Then the governor of Wisconsin got involved and proclaimed it Birkie Week, and how great it is that the Birkie brings in 26 million dollars annually to the local economy of the region (that’s nearly $1,000 per person for Sawyer and Bayfield counties!). That’s fantastic. It won’t be bringing in that much this year, of course, as many events—and perhaps the whole race—are canceled, because of warm temperatures. And there’s a pretty obvious trend of less and less snowpack in northern Wisconsin. A lot of use can probably figure out that this is due to climate change. But not the Wisconsin DNR, because they say it’s debatable, because that’s what Scott Walker thinks. Or doesn’t think.
Now the Birkie trail looks like this:
I’m sure Scott Walker would tell you that this kind of thing just happens, but the data are pretty clear. This will happen more and more. And with every snowflake that melts, it’s draining dollars out of of the local economy. I’m on an email thread with a lot of out-of-towners who spend real money to come to Wisconsin, buy food, rent houses, and drink plenty of beer. They’re not coming to look at a pile of slush.
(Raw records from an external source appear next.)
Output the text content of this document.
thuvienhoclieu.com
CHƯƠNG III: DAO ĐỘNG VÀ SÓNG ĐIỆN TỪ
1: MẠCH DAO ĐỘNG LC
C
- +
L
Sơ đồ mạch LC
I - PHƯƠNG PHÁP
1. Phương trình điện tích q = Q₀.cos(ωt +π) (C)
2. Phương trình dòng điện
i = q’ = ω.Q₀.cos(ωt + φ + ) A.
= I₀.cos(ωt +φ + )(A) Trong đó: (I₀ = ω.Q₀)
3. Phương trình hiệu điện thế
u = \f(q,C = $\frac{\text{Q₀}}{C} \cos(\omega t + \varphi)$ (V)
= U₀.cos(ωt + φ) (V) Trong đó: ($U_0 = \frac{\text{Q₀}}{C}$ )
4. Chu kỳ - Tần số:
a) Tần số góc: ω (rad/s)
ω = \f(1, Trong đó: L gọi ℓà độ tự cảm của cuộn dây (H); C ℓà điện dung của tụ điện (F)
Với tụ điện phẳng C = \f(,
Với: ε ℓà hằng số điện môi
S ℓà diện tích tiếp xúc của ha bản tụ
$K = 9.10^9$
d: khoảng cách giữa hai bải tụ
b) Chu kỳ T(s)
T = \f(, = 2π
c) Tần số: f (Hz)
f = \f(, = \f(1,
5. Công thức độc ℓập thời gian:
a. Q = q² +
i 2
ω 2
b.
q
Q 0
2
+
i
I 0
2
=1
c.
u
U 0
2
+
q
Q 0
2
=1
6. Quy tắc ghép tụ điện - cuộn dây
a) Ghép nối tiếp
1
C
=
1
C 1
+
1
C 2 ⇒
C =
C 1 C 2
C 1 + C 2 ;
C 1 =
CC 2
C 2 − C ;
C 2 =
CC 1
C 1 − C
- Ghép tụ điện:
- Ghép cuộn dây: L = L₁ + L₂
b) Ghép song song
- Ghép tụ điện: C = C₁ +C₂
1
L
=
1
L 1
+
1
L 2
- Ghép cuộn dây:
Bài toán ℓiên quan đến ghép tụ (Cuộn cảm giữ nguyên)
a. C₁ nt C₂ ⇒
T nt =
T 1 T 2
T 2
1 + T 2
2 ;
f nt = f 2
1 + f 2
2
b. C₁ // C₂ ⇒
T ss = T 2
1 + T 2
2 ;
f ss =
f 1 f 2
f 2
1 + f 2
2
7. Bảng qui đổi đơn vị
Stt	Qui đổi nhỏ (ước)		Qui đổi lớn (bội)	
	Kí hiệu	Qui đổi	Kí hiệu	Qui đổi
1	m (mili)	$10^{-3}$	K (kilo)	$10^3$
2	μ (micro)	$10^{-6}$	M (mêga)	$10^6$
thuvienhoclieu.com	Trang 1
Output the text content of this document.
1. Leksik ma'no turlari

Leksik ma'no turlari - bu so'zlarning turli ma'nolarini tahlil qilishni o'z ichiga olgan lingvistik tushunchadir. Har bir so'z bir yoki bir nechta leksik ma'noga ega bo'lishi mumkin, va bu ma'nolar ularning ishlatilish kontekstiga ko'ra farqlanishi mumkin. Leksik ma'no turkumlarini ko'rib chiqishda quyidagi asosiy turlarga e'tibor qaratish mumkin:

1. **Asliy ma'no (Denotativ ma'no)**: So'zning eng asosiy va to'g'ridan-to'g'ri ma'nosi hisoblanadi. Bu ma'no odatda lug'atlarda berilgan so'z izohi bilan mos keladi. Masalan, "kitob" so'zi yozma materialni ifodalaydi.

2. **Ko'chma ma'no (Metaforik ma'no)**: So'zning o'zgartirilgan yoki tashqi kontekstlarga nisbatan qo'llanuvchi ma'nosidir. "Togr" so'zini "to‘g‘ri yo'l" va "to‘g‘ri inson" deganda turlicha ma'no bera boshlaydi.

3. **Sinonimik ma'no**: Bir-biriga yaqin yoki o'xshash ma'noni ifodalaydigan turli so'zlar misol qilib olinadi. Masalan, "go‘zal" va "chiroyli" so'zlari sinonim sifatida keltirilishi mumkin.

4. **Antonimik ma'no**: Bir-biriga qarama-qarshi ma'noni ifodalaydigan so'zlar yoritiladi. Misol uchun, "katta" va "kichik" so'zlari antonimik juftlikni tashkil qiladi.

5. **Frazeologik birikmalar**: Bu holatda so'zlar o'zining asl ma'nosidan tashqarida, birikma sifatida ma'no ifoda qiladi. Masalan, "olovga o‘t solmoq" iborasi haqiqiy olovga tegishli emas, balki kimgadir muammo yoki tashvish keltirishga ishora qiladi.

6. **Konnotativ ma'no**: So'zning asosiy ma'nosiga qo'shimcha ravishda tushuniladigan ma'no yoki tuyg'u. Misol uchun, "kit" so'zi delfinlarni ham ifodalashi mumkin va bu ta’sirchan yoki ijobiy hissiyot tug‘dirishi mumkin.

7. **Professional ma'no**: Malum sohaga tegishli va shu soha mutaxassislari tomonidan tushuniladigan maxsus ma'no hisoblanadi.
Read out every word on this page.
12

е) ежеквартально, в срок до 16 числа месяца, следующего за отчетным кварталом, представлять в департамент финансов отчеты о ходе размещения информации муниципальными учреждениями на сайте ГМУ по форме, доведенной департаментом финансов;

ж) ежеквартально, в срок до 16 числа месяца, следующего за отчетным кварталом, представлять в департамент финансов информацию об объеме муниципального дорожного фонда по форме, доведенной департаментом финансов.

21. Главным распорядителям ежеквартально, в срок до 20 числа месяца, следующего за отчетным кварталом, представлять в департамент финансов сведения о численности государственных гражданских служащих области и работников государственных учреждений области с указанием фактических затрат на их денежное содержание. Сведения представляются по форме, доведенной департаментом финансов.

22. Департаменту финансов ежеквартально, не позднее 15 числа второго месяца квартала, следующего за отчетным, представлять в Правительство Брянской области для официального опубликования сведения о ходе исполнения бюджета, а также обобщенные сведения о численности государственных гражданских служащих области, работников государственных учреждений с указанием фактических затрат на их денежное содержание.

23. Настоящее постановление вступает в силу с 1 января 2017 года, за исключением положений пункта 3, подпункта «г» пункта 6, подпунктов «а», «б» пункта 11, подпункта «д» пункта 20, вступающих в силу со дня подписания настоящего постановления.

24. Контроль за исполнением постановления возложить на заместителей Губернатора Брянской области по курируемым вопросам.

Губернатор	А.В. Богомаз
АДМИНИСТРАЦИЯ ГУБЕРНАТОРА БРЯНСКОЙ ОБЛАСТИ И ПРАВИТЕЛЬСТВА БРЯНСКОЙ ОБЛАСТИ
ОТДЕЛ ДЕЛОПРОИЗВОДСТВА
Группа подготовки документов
So, thanks, Scott. Not for proclaiming it Birkie week and seeing the snow melt down (correlation != causation). But for denying that climate change is a thing, and watching the economic effects hit your state right where it matters. The Birkie will be back in 2018. And in 2019. By then, maybe you won’t be and Wisconsin will be led by someone who can look at the pictures above and realize that denying climate change is bad for the Birkie. It’s bad for business. And it’s bad for Wisconsin.
The Wisconsin State Journal has this covered, too.
[Model update: 18Z GFS in south. Birkie of any sort in severe jeopardy. Thanks, Scott.]